Artikel vom 20.07.2011, Druckdatum 29.11.2020

DLR-Institut für Solarforschung ist „Ort des Fortschritts“

Das Institut für Solarforschung des Deutschen Zentrums für Luft- und Raumfahrt (DLR) wurde als „Ort des Fortschritts“ ausgezeichnet. Wissenschaftlerinnen und Wissenschaftler des Instituts arbeiten an einer effizienten und kostengünstigen Stromerzeugung in Solarthermie Kraftwerken. Ausgezeichnet wurde auch das in Kooperation mit dem DLR-Institut arbeitende Solar-Institut Jülich der Fachhochschule Aachen.

„Orte des Fortschritts sind Punkte, an denen sich qualitativer Fortschritt „made in NRW“ ablesen lässt“, sagte Nordrhein-Westfalens Wissenschaftsministerin Svenja Schulze anlässlich der Auszeichnung. „Die Wissenschaftlerinnen und Wissenschaftler des Instituts sind angetreten, um international zu Schrittmachern für alternative Energiekonzepte auf Basis solarthermischer Kraftwerke zu werden.“

Das DLR-Institut für Solarforschung hat seinen Sitz in Köln, mit weiteren Standorten in Jülich, Almeria und Stuttgart. In Jülich steht der einzige Solarturm in Deutschland; ein Pilotkraftwerk, an dem Forscherinnen und Forscher neue Komponenten entwickeln und testen, die Solarkraftwerke effizienter und kostengünstiger machen, sowie an Herstellungsverfahren von solaren Treibstoffen arbeiten. Hier arbeitet das DLR zukünftig eng mit dem Solar-Institut Jülich der Fachhochschule Aachen zusammen. Diese Kraftwerke zeigen Möglichkeiten auf, mit denen Länder in sonnenreichen Regionen ihren wachsenden Strombedarf klimafreundlich decken können.

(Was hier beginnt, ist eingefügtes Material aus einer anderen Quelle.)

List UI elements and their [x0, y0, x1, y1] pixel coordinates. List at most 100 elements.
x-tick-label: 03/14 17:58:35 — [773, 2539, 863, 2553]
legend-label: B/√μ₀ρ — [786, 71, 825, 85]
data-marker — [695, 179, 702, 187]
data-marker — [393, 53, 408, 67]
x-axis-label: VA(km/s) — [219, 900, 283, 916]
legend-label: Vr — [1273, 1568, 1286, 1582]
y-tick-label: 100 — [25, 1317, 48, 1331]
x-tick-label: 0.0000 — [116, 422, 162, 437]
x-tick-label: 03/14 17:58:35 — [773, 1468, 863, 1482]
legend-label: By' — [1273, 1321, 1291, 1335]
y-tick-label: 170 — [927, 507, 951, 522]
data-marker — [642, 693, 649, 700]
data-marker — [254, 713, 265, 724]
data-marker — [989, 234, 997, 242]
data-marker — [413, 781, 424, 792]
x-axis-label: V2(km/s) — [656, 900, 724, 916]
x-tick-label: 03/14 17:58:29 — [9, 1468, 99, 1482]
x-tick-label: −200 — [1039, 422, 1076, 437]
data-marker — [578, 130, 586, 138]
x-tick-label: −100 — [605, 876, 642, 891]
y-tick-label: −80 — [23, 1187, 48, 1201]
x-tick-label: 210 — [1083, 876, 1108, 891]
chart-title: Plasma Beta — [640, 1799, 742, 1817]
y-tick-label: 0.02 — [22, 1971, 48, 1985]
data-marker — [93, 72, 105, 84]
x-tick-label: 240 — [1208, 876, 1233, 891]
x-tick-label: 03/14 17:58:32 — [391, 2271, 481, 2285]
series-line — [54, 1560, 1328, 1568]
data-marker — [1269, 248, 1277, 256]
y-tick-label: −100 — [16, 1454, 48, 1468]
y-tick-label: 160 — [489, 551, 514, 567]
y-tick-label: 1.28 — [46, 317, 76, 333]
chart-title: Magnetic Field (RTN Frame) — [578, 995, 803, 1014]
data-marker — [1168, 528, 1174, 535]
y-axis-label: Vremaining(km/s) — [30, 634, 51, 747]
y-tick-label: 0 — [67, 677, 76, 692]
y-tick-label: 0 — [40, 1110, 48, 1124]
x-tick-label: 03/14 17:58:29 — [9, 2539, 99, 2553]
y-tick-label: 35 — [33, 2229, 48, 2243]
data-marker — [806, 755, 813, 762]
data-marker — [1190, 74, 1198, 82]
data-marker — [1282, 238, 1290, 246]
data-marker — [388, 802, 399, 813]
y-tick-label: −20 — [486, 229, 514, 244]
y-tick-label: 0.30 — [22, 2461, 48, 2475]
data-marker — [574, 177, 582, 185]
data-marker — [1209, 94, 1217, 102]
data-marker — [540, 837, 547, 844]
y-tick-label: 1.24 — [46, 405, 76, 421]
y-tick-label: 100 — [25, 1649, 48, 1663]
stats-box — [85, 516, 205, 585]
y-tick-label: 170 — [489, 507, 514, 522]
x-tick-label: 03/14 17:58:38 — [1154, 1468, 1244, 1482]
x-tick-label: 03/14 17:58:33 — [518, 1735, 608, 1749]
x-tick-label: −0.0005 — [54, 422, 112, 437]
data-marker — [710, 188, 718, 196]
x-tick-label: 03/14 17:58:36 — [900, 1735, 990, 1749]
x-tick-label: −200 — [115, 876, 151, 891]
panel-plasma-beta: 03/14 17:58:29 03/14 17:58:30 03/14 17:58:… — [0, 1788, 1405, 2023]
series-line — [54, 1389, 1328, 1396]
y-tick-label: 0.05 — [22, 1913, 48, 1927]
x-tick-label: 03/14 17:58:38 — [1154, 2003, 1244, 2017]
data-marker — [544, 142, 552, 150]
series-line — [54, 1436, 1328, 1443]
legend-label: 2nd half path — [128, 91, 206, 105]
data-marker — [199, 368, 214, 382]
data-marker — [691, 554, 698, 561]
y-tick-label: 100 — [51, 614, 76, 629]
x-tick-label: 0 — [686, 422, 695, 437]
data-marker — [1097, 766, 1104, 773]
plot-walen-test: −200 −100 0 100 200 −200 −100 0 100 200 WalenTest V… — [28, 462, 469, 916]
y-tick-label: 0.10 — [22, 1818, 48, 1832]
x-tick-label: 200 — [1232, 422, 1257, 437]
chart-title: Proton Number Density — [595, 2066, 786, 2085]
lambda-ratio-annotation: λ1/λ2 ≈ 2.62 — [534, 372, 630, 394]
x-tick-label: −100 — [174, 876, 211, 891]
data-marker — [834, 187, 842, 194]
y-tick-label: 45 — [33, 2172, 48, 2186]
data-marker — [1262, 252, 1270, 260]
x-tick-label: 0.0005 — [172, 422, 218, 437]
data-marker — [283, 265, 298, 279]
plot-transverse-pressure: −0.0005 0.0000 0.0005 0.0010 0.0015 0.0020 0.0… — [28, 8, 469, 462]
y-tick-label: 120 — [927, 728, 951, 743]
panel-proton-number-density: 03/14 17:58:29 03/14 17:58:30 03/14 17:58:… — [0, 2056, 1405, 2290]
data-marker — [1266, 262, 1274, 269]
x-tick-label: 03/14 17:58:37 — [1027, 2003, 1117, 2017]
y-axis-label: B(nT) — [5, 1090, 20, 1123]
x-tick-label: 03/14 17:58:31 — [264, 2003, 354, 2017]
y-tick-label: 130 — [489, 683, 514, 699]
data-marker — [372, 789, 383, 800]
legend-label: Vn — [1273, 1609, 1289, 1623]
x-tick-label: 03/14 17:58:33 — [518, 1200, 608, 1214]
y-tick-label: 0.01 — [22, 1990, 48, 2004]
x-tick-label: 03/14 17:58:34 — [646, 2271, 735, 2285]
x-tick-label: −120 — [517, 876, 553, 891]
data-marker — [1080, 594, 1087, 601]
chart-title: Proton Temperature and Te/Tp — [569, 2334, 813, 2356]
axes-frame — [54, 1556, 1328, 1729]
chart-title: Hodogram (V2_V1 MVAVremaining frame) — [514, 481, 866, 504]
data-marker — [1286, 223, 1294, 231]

„Wir freuen uns über die Auszeichnung als „Ort des Fortschritts“ für unsere Forschungsarbeiten auf dem Gebiet der konzentrierenden solarthermischen Kraftwerke“, sagte Prof. Ulrich Wagner, DLR-Vorstand für Energie und Verkehr. Das DLR entwickelt schon seit 30 Jahren Technologien und Verfahren, die in Solarkraftwerken zum Einsatz kommen. „Mit dem in diesem Jahr gegründeten eigenen DLR-Institut für Solarforschung werden diese Kompetenzen nun gebündelt und weiter ausgebaut. Ziel ist es, Innovationen für effizientere Kraftwerke schnell bis zur Marktreife zu entwickeln“, erklärte Wagner.

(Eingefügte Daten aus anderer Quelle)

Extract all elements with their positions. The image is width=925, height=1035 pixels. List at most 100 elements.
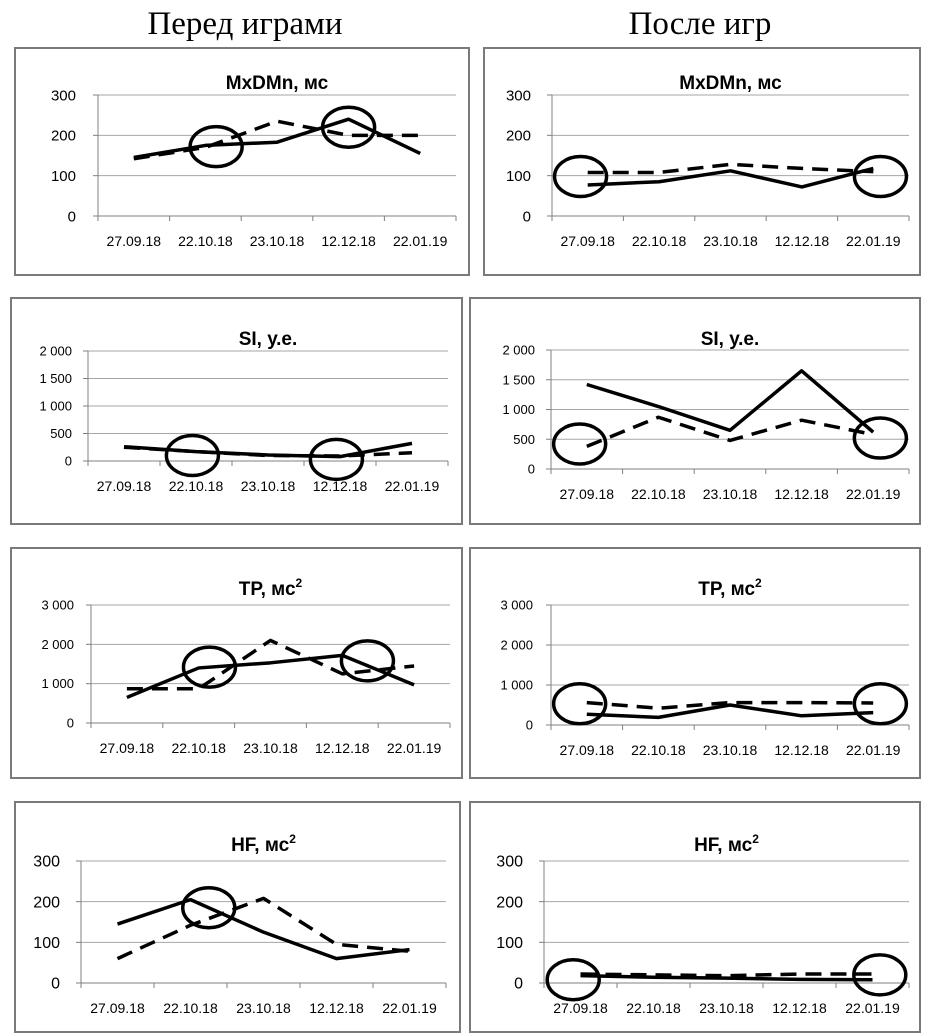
x-tick-label: 22.10.18 [163,1000,218,1016]
y-tick-label: 500 [50,426,72,441]
x-tick-label: 23.10.18 [243,740,298,756]
series-line-dashed [133,119,421,161]
x-tick-label: 23.10.18 [703,742,758,758]
heading-before: Перед играми [147,6,343,42]
heading-after: После игр [628,6,772,42]
x-tick-label: 27.09.18 [97,478,152,494]
y-tick-label: 100 [33,935,60,952]
x-tick-label: 22.01.19 [846,233,901,249]
y-tick-label: 0 [67,716,74,731]
y-tick-label: 200 [33,894,60,911]
chart-title-superscript: 2 [752,832,759,846]
series-line-solid [580,973,873,982]
chart-mxdmn-after: 0 100 200 300 27.09.18 22.10.18 23.10.18 12.12.… [506,73,910,249]
x-tick-label: 12.12.18 [309,1000,364,1016]
chart-tp-after: 0 1 000 2 000 3 000 27.09.18 22.10.18 23.10.18… [500,576,910,758]
x-tick-label: 22.10.18 [171,740,226,756]
y-tick-label: 1 000 [500,678,533,693]
chart-si-after: 0 500 1 000 1 500 2 000 27.09.18 22.10.18 23.10… [502,329,910,502]
highlight-circle [339,639,396,683]
chart-title: TP, мс2 [239,576,303,600]
x-tick-label: 27.09.18 [107,233,162,249]
chart-hf-after: 0 100 200 300 27.09.18 22.10.18 23.10.18 12.12.… [496,832,910,1016]
x-tick-label: 23.10.18 [703,486,758,502]
x-tick-label: 23.10.18 [241,478,296,494]
series-line-solid [133,117,421,160]
y-tick-label: 0 [526,718,533,733]
y-tick-label: 100 [496,935,523,952]
highlight-circle [551,422,608,466]
chart-title: HF, мс2 [694,832,759,856]
series-line-dashed [123,445,413,458]
series-line-solid [126,653,415,700]
x-tick-label: 27.09.18 [560,742,615,758]
y-tick-label: 1 000 [502,402,535,417]
series-line-dashed [586,700,874,710]
highlight-circle [852,682,909,726]
highlight-circle [551,682,608,726]
x-tick-label: 12.12.18 [321,233,376,249]
y-tick-label: 0 [51,976,60,993]
x-tick-label: 22.10.18 [632,233,687,249]
series-line-solid [586,369,875,434]
chart-panel-tp-before: 0 1 000 2 000 3 000 27.09.18 22.10.18 23.10.18… [10,547,463,779]
y-tick-label: 2 000 [502,343,535,358]
highlight-circle [852,416,909,460]
y-tick-label: 300 [51,87,76,104]
x-tick-label: 22.01.19 [387,740,442,756]
highlight-circle [545,957,601,1002]
y-tick-label: 0 [68,208,76,225]
x-tick-label: 23.10.18 [236,1000,291,1016]
chart-title: SI, у.е. [239,329,298,350]
x-tick-label: 23.10.18 [703,233,758,249]
y-tick-label: 0 [514,976,523,993]
x-tick-label: 22.01.19 [845,1000,900,1016]
series-line-dashed [116,896,410,961]
y-tick-label: 100 [506,168,531,185]
chart-panel-hf-before: 0 100 200 300 27.09.18 22.10.18 23.10.18 12.12.… [14,801,461,1033]
highlight-circle [852,953,908,997]
highlight-circle [852,154,909,199]
x-tick-label: 22.01.19 [393,233,448,249]
x-tick-label: 23.10.18 [699,1000,754,1016]
y-tick-label: 300 [506,87,531,104]
y-tick-label: 1 500 [502,372,535,387]
chart-title-superscript: 2 [289,832,296,846]
y-tick-label: 1 500 [39,371,72,386]
x-tick-label: 27.09.18 [553,1000,608,1016]
x-tick-label: 23.10.18 [250,233,305,249]
chart-title-superscript: 2 [755,576,762,590]
series-line-solid [587,166,874,189]
x-tick-label: 12.12.18 [315,740,370,756]
series-line-solid [123,441,413,459]
series-line-solid [586,703,874,720]
chart-si-before: 0 500 1 000 1 500 2 000 27.09.18 22.10.18 23.10… [39,329,449,494]
chart-title: HF, мс2 [231,832,296,856]
series-line-dashed [587,162,874,175]
y-tick-label: 1 000 [41,676,74,691]
chart-title-superscript: 2 [296,576,303,590]
chart-title: TP, мс2 [698,576,762,600]
chart-hf-before: 0 100 200 300 27.09.18 22.10.18 23.10.18 12.12.… [33,832,447,1016]
y-tick-label: 200 [51,128,76,145]
highlight-circle [308,437,365,482]
y-tick-label: 2 000 [39,344,72,359]
chart-mxdmn-before: 0 100 200 300 27.09.18 22.10.18 23.10.18 12.12.… [51,73,457,249]
x-tick-label: 22.10.18 [631,742,686,758]
y-tick-label: 200 [496,894,523,911]
y-tick-label: 300 [496,854,523,871]
x-tick-label: 12.12.18 [313,478,368,494]
chart-title: MxDMn, мс [679,73,782,94]
chart-panel-si-before: 0 500 1 000 1 500 2 000 27.09.18 22.10.18 23.10… [10,297,463,525]
x-tick-label: 22.10.18 [169,478,224,494]
chart-panel-si-after: 0 500 1 000 1 500 2 000 27.09.18 22.10.18 23.10… [469,297,921,525]
chart-panel-tp-after: 0 1 000 2 000 3 000 27.09.18 22.10.18 23.10.18… [469,547,921,779]
x-tick-label: 22.01.19 [385,478,440,494]
y-tick-label: 2 000 [41,637,74,652]
y-tick-label: 1 000 [39,399,72,414]
y-tick-label: 300 [33,854,60,871]
y-tick-label: 200 [506,128,531,145]
chart-title: MxDMn, мс [226,73,329,94]
highlight-circle [164,433,221,478]
chart-panel-mxdmn-before: 0 100 200 300 27.09.18 22.10.18 23.10.18 12.12.… [14,47,470,276]
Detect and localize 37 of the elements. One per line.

Die landesweite Initiative „Fortschritt NRW“ wurde vom Düsseldorfer Wissenschaftsministerium initiiert. Ziel ist ein breit angelegter Diskurs mit Wissenschaft, Wirtschaft und Gesellschaft über die Frage, wie auf die Anforderungen von Ökologie, Ökonomie und Sozialem zukunftsfähig reagiert werden kann.

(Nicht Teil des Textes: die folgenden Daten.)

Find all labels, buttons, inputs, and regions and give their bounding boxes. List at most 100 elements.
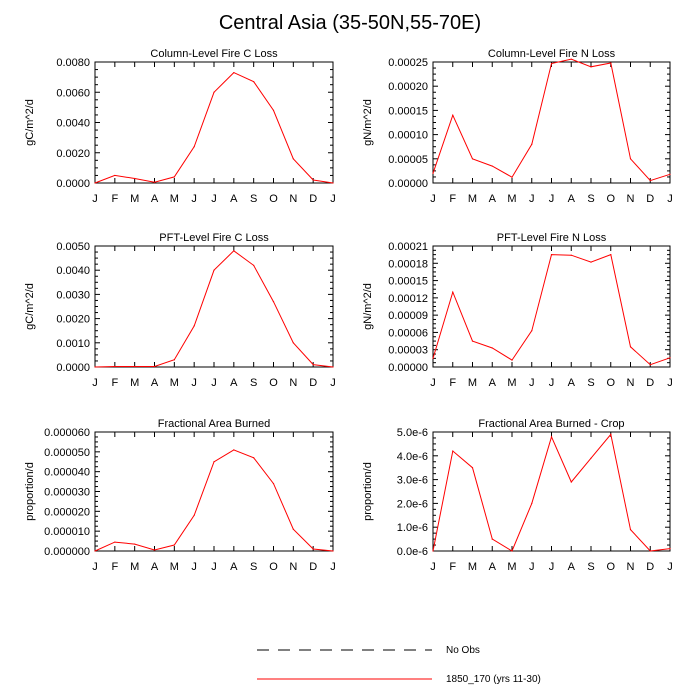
- x-tick-label: J: [191, 561, 197, 573]
- x-tick-label: J: [92, 193, 98, 205]
- data-point: [272, 301, 275, 303]
- chart-panel-4: PFT-Level Fire N Loss gN/m^2/d 0.00000 0.00…: [362, 232, 673, 389]
- chart-title: Column-Level Fire C Loss: [150, 48, 278, 60]
- x-tick-label: M: [170, 377, 179, 389]
- chart-title: Column-Level Fire N Loss: [488, 48, 616, 60]
- data-point: [332, 182, 334, 184]
- y-tick-label: 0.0040: [56, 118, 90, 130]
- y-tick-label: 0.00005: [388, 154, 428, 166]
- y-tick-label: 5.0e-6: [397, 427, 428, 439]
- data-point: [550, 254, 553, 256]
- data-point: [629, 528, 632, 531]
- data-point: [134, 365, 136, 368]
- data-point: [134, 543, 136, 545]
- data-point: [332, 550, 334, 552]
- data-point: [114, 365, 116, 368]
- x-tick-label: J: [330, 561, 336, 573]
- x-tick-label: A: [230, 377, 238, 389]
- data-point: [550, 436, 553, 438]
- y-tick-label: 0.00000: [388, 178, 428, 190]
- x-tick-label: D: [646, 561, 654, 573]
- x-tick-label: M: [507, 561, 516, 573]
- y-tick-label: 0.0e-6: [397, 546, 428, 558]
- x-tick-label: J: [430, 377, 436, 389]
- x-tick-label: F: [111, 561, 118, 573]
- x-tick-label: M: [468, 377, 477, 389]
- y-tick-label: 0.00000: [388, 362, 428, 374]
- y-tick-label: 0.000050: [44, 447, 90, 459]
- data-point: [213, 461, 215, 463]
- y-axis-label: gN/m^2/d: [362, 99, 374, 146]
- x-tick-label: J: [211, 377, 217, 389]
- data-point: [610, 62, 612, 64]
- chart-title: PFT-Level Fire N Loss: [497, 232, 607, 244]
- x-tick-label: D: [309, 193, 317, 205]
- y-axis-label: gC/m^2/d: [24, 99, 36, 146]
- x-tick-label: M: [130, 193, 139, 205]
- plot-frame: [432, 61, 671, 184]
- x-tick-label: M: [130, 561, 139, 573]
- data-point: [531, 502, 533, 504]
- x-tick-label: S: [250, 377, 257, 389]
- series-line-1: [94, 449, 334, 552]
- chart-title: Fractional Area Burned - Crop: [478, 418, 624, 430]
- x-tick-label: A: [230, 561, 238, 573]
- x-tick-label: J: [430, 193, 436, 205]
- data-point: [452, 114, 454, 116]
- data-point: [153, 365, 156, 368]
- chart-panel-1: Column-Level Fire C Loss gC/m^2/d 0.0000 0.…: [24, 48, 336, 205]
- data-point: [452, 450, 454, 452]
- y-tick-label: 0.0020: [56, 148, 90, 160]
- figure-title: Central Asia (35-50N,55-70E): [218, 12, 482, 34]
- x-tick-label: A: [151, 561, 159, 573]
- x-tick-label: D: [309, 377, 317, 389]
- x-tick-label: A: [151, 377, 159, 389]
- data-point: [153, 181, 156, 183]
- data-point: [233, 71, 235, 74]
- x-tick-label: M: [468, 561, 477, 573]
- y-tick-label: 0.0060: [56, 87, 90, 99]
- data-point: [312, 548, 314, 550]
- y-tick-label: 0.0000: [56, 362, 90, 374]
- x-tick-label: N: [289, 561, 297, 573]
- chart-panel-3: PFT-Level Fire C Loss gC/m^2/d 0.0000 0.001…: [24, 232, 336, 389]
- data-point: [590, 457, 592, 459]
- data-point: [153, 549, 156, 551]
- data-point: [173, 359, 175, 361]
- x-tick-label: D: [309, 561, 317, 573]
- data-point: [511, 550, 513, 552]
- y-tick-label: 0.00003: [388, 345, 428, 357]
- x-tick-label: S: [250, 193, 257, 205]
- x-tick-label: O: [269, 561, 278, 573]
- data-point: [610, 254, 612, 256]
- data-point: [173, 176, 175, 178]
- data-point: [94, 366, 96, 368]
- y-tick-label: 0.00012: [388, 293, 428, 305]
- y-tick-label: 0.000040: [44, 467, 90, 479]
- x-tick-label: J: [529, 377, 535, 389]
- x-tick-label: O: [606, 193, 615, 205]
- y-axis-label: gN/m^2/d: [362, 283, 374, 330]
- y-axis-label: proportion/d: [24, 462, 36, 521]
- y-tick-label: 1.0e-6: [397, 522, 428, 534]
- chart-title: PFT-Level Fire C Loss: [159, 232, 269, 244]
- y-tick-label: 0.000020: [44, 506, 90, 518]
- chart-panel-5: Fractional Area Burned proportion/d 0.0000…: [24, 418, 336, 573]
- y-tick-label: 3.0e-6: [397, 475, 428, 487]
- x-tick-label: M: [130, 377, 139, 389]
- y-tick-label: 0.0040: [56, 265, 90, 277]
- x-tick-label: F: [111, 193, 118, 205]
- x-tick-label: A: [568, 561, 576, 573]
- data-point: [471, 340, 474, 342]
- y-tick-label: 0.0020: [56, 314, 90, 326]
- series-line-1: [94, 72, 334, 184]
- data-point: [233, 250, 235, 252]
- data-point: [94, 182, 96, 184]
- chart-panel-2: Column-Level Fire N Loss gN/m^2/d 0.00000 0…: [362, 48, 673, 205]
- x-tick-label: J: [667, 193, 673, 205]
- y-tick-label: 0.00015: [388, 105, 428, 117]
- y-tick-label: 0.0000: [56, 178, 90, 190]
- x-tick-label: J: [529, 561, 535, 573]
- x-tick-label: J: [191, 193, 197, 205]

Das Land NRW beteiligt sich in den nächsten fünf Jahren mit rund 27 Millionen Euro an dem Aufbau des neuen DLR-Instituts in Köln und Jülich. Rund 100 Mitarbeiter arbeiten am Institut für Solarforschung an Verfahren und Technologien, die mit konzentriertem Sonnenlicht Strom Brennstoffe und für Industrieprozesse nutzbare Wärme erzeugen. Am 60 Meter hohen Solarturm in Jülich bündeln über 2000 Spiegel die Strahlen der Sonne auf einen Punkt. Mit der Hitze, die an der Spitze des Turms entsteht, wird Dampf erzeugt, der eine Turbine antreibt, die wiederum einen stromerzeugenden Generator antreibt.